- Master System Cover art
- Developer: Sega
- Publisher: Sega
- Series: FIFA World Cup
- Platforms: Mega Drive, Master System
- Release: EU: December 1990;
- Genre: Sports
- Modes: Single-player, Multiplayer

= World Cup Italia '90 =

1990 video game

World Cup Italia '90 is a football video game by Sega for Mega Drive in 1990 and Master System in 1991. The Mega Drive version is the European release of World Championship Soccer. The Master System version was released in Brazil as Super Futebol II.

==Summary==
Only the Master System game gives official groups, teams and the fidelity schedule of the championship. Gameplay occurs at a bird's-eye view and sees the player given the choice of participating as any of the teams that featured in the tournament itself (excluding the Republic of Ireland), and no qualifying tournaments to reach the World Cup are available on this game.

The Mega Drive version was later renamed to Sega Soccer on the Mega 6 compilation cartridge removing the Virgin Mastertronic credits.

In Brazil, the Master System version was released as a Master System exclusive with the name Super Futebol II. Super Futebol had been the name used in Brazil for World Championship Soccer.

==Official license==
Virgin Mastertronic owned the home license for the official video game of the 1990 World Cup. This was used on their self-developed games for home computers under the title World Cup Soccer: Italia '90. They also published Sega games in Europe so used the licence for the different games for the Sega consoles.

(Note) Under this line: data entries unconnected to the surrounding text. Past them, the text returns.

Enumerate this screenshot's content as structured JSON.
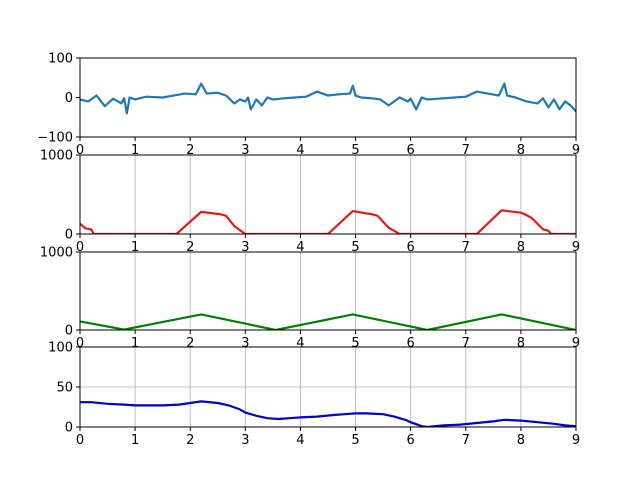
{
  "chart_data": [
    {
      "type": "line",
      "x_ticks": [
        "0",
        "1",
        "2",
        "3",
        "4",
        "5",
        "6",
        "7",
        "8",
        "9"
      ],
      "y_ticks": [
        "100",
        "0",
        "−100"
      ],
      "xlim": [
        0,
        9
      ],
      "ylim": [
        -100,
        100
      ],
      "grid": false,
      "series": [
        {
          "color": "#1f77b4",
          "x": [
            0.0,
            0.15,
            0.3,
            0.45,
            0.6,
            0.75,
            0.8,
            0.85,
            0.9,
            1.0,
            1.2,
            1.5,
            1.7,
            1.9,
            2.1,
            2.2,
            2.3,
            2.5,
            2.65,
            2.8,
            2.9,
            3.0,
            3.05,
            3.1,
            3.2,
            3.3,
            3.4,
            3.5,
            3.7,
            3.9,
            4.1,
            4.3,
            4.5,
            4.7,
            4.9,
            4.95,
            5.0,
            5.1,
            5.3,
            5.45,
            5.6,
            5.8,
            5.95,
            6.0,
            6.1,
            6.2,
            6.3,
            6.5,
            6.8,
            7.0,
            7.2,
            7.4,
            7.6,
            7.7,
            7.75,
            7.9,
            8.1,
            8.3,
            8.4,
            8.5,
            8.6,
            8.7,
            8.8,
            8.9,
            9.0
          ],
          "y": [
            -5,
            -10,
            5,
            -22,
            -3,
            -15,
            -2,
            -40,
            0,
            -5,
            2,
            0,
            5,
            10,
            8,
            35,
            10,
            12,
            5,
            -15,
            -5,
            -10,
            0,
            -30,
            -5,
            -20,
            0,
            -5,
            -2,
            0,
            2,
            15,
            5,
            8,
            10,
            30,
            5,
            0,
            -2,
            -5,
            -20,
            0,
            -10,
            -3,
            -30,
            0,
            -5,
            -3,
            0,
            2,
            15,
            10,
            5,
            35,
            5,
            0,
            -10,
            -15,
            -2,
            -25,
            -5,
            -30,
            -10,
            -20,
            -35
          ]
        }
      ]
    },
    {
      "type": "line",
      "x_ticks": [
        "0",
        "1",
        "2",
        "3",
        "4",
        "5",
        "6",
        "7",
        "8",
        "9"
      ],
      "y_ticks": [
        "1000",
        "0"
      ],
      "xlim": [
        0,
        9
      ],
      "ylim": [
        0,
        1000
      ],
      "grid": true,
      "series": [
        {
          "color": "#e31a1c",
          "x": [
            0.0,
            0.1,
            0.2,
            0.25,
            1.75,
            2.2,
            2.55,
            2.65,
            2.8,
            2.9,
            3.0,
            4.5,
            4.95,
            5.2,
            5.3,
            5.4,
            5.6,
            5.8,
            7.2,
            7.65,
            8.0,
            8.1,
            8.2,
            8.4,
            8.5,
            8.55,
            9.0
          ],
          "y": [
            130,
            70,
            60,
            0,
            0,
            280,
            250,
            230,
            100,
            50,
            0,
            0,
            290,
            260,
            250,
            230,
            80,
            0,
            0,
            300,
            270,
            240,
            200,
            60,
            40,
            0,
            0
          ]
        }
      ]
    },
    {
      "type": "line",
      "x_ticks": [
        "0",
        "1",
        "2",
        "3",
        "4",
        "5",
        "6",
        "7",
        "8",
        "9"
      ],
      "y_ticks": [
        "1000",
        "0"
      ],
      "xlim": [
        0,
        9
      ],
      "ylim": [
        0,
        1000
      ],
      "grid": true,
      "series": [
        {
          "color": "#008000",
          "x": [
            0.0,
            0.8,
            2.2,
            3.55,
            4.95,
            6.3,
            7.65,
            9.0
          ],
          "y": [
            110,
            5,
            200,
            0,
            200,
            0,
            200,
            0
          ]
        }
      ]
    },
    {
      "type": "line",
      "x_ticks": [
        "0",
        "1",
        "2",
        "3",
        "4",
        "5",
        "6",
        "7",
        "8",
        "9"
      ],
      "y_ticks": [
        "100",
        "50",
        "0"
      ],
      "xlim": [
        0,
        9
      ],
      "ylim": [
        0,
        100
      ],
      "grid": true,
      "series": [
        {
          "color": "#0000cc",
          "x": [
            0.0,
            0.2,
            0.5,
            0.8,
            1.0,
            1.5,
            1.8,
            2.0,
            2.2,
            2.5,
            2.7,
            2.9,
            3.0,
            3.2,
            3.4,
            3.6,
            3.8,
            4.0,
            4.3,
            4.6,
            4.8,
            5.0,
            5.2,
            5.5,
            5.7,
            5.9,
            6.0,
            6.2,
            6.3,
            6.6,
            6.9,
            7.2,
            7.5,
            7.7,
            8.0,
            8.3,
            8.6,
            8.8,
            9.0
          ],
          "y": [
            31,
            31,
            29,
            28,
            27,
            27,
            28,
            30,
            32,
            30,
            27,
            22,
            18,
            14,
            11,
            10,
            11,
            12,
            13,
            15,
            16,
            17,
            17,
            16,
            13,
            9,
            6,
            1,
            0,
            2,
            3,
            5,
            7,
            9,
            8,
            6,
            4,
            2,
            1
          ]
        }
      ]
    }
  ]
}
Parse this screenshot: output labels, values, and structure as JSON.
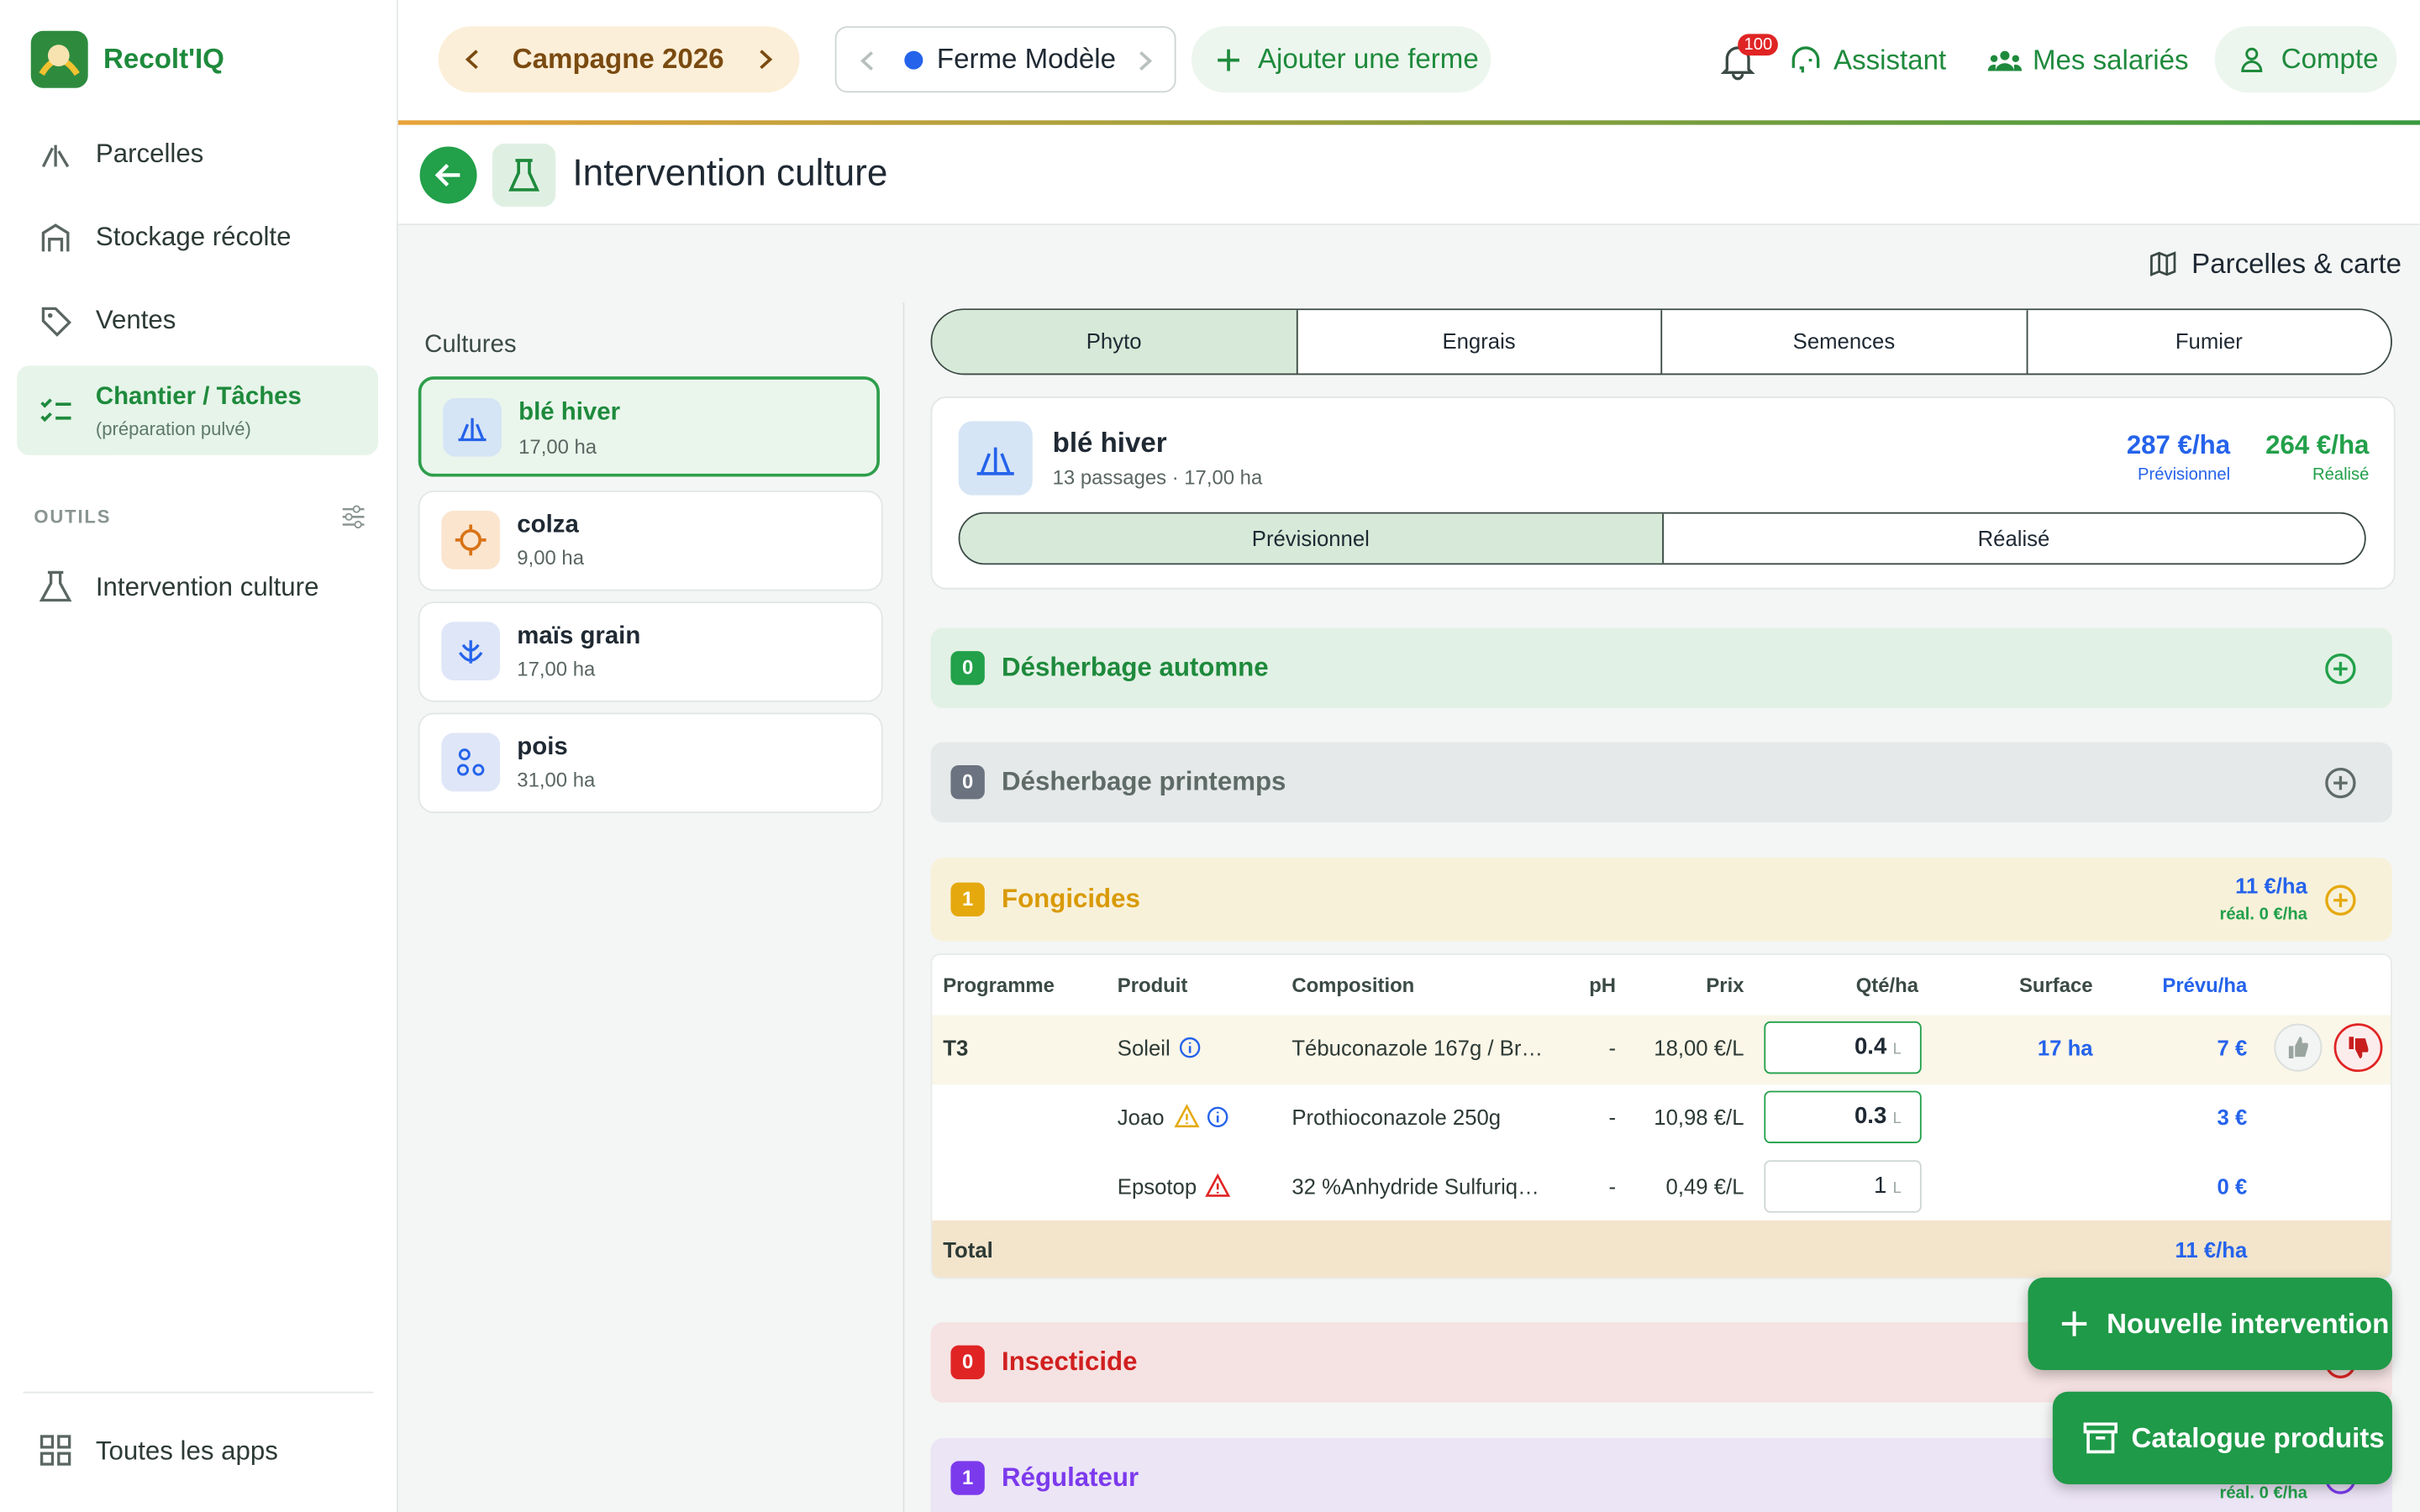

This is the second licensed game based on the FIFA World Cup featuring the official logo and the mascot, the first having been the ill-fated World Cup Carnival for the 1986 FIFA World Cup.

==Reception==

Mega placed the game at #5 in their list of the 10 Worst Mega Drive Games of All Time, and awarded a score of 40%.

Review score
| Publication | Score |
|---|---|
| Computer and Video Games | 44% |

==See also==
There are other unofficial Italia '90 games: Italy 1990, Italy '90 Soccer and Italia 1990.